Python 信号处理在不同平台上的差异
在前文《为何 Windows 下无法用 Ctrl+C 终止 Python 进程》中,虽然解释了产生该现象的原因,但却没有解释为何同样的代码在 Linux 下就可以用 Ctrl+C 来中止。究其原因,是由于在操作系统层面,Linux 和 Windows 对 SIGINT 的信号处理方式不同所导致的。
Python 的底层实现原理
Python 将操作系统或 C 标准库提供的信号处理器称作 Low-level signal handler,Python 内建的 signal 模块在其基础上进行了封装。在 Python/pylifecycle.c 文件中找到 PyOS_setsig()
函数:
c/*
* All of the code in this function must only use async-signal-safe functions,
* listed at `man 7 signal` or
* http://www.opengroup.org/onlinepubs/009695399/functions/xsh_chap02_04.html.
*/
PyOS_sighandler_t
PyOS_setsig(int sig, PyOS_sighandler_t handler)
{
#ifdef HAVE_SIGACTION
/* Some code in Modules/signalmodule.c depends on sigaction() being
* used here if HAVE_SIGACTION is defined. Fix that if this code
* changes to invalidate that assumption.
*/
struct sigaction context, ocontext;
context.sa_handler = handler;
sigemptyset(&context.sa_mask);
/* Using SA_ONSTACK is friendlier to other C/C++/Golang-VM code that
* extension module or embedding code may use where tiny thread stacks
* are used. https://bugs.python.org/issue43390 */
context.sa_flags = SA_ONSTACK;
if (sigaction(sig, &context, &ocontext) == -1)
return SIG_ERR;
return ocontext.sa_handler;
#else
PyOS_sighandler_t oldhandler;
oldhandler = signal(sig, handler);
#ifdef HAVE_SIGINTERRUPT
siginterrupt(sig, 1);
#endif
return oldhandler;
#endif
}
如果编译时定义了 HAVE_SIGACTION
宏,则调用 POSIX 标准的 sigaction()
函数注册信号处理器,否则使用 ANSI C 标准库的 signal()
函数。由于 Windows 下的 <signal.h>
没有提供 sigaction()
函数,所以在 Windows 平台上,Python 使用 signal()
函数来注册信号处理器;而 Linux 内核兼容 POSIX 标准,所以在 Linux 平台上,Python 使用 sigaction()
函数。关于 Python 信号处理的进一步封装代码可以在 Modules/signalmodule.c 文件内找到。
Windows 下的实现原理
先来看 Windows 下的 signal()
函数是如何实现的。如果安装了 Windows SDK,则可以在本地路径 C:\Program Files (x86)\Windows Kits\10\Source\10.0.22621.0\ucrt\misc\signal.cpp
(此处以版本 10.0.22621 为例,不同版本安装路径不同)找到实现代码:
c++extern "C" __crt_signal_handler_t __cdecl signal(int signum, __crt_signal_handler_t sigact)
{
// Check for signal actions that are supported on other platforms but not on
// this one, and make sure the action is not SIG_DIE:
if (is_unsupported_signal(signum, sigact))

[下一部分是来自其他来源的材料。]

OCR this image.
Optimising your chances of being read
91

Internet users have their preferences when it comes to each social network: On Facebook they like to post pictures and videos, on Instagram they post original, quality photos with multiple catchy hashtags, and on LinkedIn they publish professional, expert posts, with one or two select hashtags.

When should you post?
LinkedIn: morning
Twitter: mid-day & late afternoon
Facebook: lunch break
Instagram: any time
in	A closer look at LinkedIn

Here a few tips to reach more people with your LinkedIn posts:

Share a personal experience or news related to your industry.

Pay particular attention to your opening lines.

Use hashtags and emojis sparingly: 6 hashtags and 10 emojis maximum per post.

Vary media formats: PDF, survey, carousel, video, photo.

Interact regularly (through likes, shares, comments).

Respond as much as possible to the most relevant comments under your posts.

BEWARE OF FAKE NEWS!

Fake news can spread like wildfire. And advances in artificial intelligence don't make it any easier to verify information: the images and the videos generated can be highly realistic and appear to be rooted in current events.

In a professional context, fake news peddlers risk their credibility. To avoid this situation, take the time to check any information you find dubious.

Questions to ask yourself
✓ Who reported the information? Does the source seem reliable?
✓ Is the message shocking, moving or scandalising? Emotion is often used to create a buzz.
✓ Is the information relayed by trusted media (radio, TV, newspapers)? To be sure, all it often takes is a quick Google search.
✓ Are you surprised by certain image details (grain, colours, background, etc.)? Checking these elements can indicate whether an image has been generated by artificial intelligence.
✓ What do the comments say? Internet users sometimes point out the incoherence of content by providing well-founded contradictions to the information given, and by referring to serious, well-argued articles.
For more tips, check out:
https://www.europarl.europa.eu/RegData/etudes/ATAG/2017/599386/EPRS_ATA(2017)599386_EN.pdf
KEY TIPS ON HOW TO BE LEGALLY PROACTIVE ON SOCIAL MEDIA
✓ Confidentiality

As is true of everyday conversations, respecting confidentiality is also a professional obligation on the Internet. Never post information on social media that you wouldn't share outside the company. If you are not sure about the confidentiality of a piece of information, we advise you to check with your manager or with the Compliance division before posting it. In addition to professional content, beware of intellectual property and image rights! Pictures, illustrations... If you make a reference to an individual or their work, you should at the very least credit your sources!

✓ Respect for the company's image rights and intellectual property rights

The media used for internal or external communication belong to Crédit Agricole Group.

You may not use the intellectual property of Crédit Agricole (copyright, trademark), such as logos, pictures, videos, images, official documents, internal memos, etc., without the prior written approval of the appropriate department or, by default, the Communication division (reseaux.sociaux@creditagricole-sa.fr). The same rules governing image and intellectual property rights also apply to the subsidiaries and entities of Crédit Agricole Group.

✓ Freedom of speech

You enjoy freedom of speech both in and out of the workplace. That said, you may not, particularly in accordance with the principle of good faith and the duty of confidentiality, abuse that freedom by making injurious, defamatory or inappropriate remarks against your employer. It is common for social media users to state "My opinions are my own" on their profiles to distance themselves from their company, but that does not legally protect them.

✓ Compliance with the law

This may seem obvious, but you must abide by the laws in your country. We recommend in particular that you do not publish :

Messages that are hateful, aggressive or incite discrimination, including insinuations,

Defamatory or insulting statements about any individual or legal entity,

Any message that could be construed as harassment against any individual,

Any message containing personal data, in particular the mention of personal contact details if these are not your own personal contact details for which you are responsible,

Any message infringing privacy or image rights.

return signal_failed(signum);
// First, handle the case where the signal does not correspond to an
// exception in the host OS:
if (signum == SIGINT ||
signum == SIGBREAK ||
signum == SIGABRT ||
signum == SIGABRT_COMPAT ||
signum == SIGTERM)
{
bool set_console_ctrl_error = false;
__crt_signal_handler_t old_action = nullptr;
__acrt_lock(__acrt_signal_lock);
__try
{
// If the signal is SIGINT or SIGBREAK make sure the handler is
// installed to capture ^C and ^Break events:
// C4127: conditional expression is constant
#pragma warning( suppress: 4127 )
if (is_console_signal(signum) && !console_ctrl_handler_installed)
{
if (SetConsoleCtrlHandler(ctrlevent_capture, TRUE))
{
console_ctrl_handler_installed = true;
}
else
{
_doserrno = GetLastError();
set_console_ctrl_error = true;
}
}
__crt_signal_handler_t* const action_pointer = get_global_action_nolock(signum);
if (action_pointer != nullptr)
{
old_action = __crt_fast_decode_pointer(*action_pointer);
if (sigact != SIG_GET)
*action_pointer = __crt_fast_encode_pointer(sigact);
}
}
__finally
{
__acrt_unlock(__acrt_signal_lock);
}
if (set_console_ctrl_error)
return signal_failed(signum);
return old_action;
}
// If we reach here, signum is supposed to be one of the signals which
// correspond to exceptions on the host OS. If it's not one of these,
// fail and return immediately:
if (signum != SIGFPE && signum != SIGILL && signum != SIGSEGV)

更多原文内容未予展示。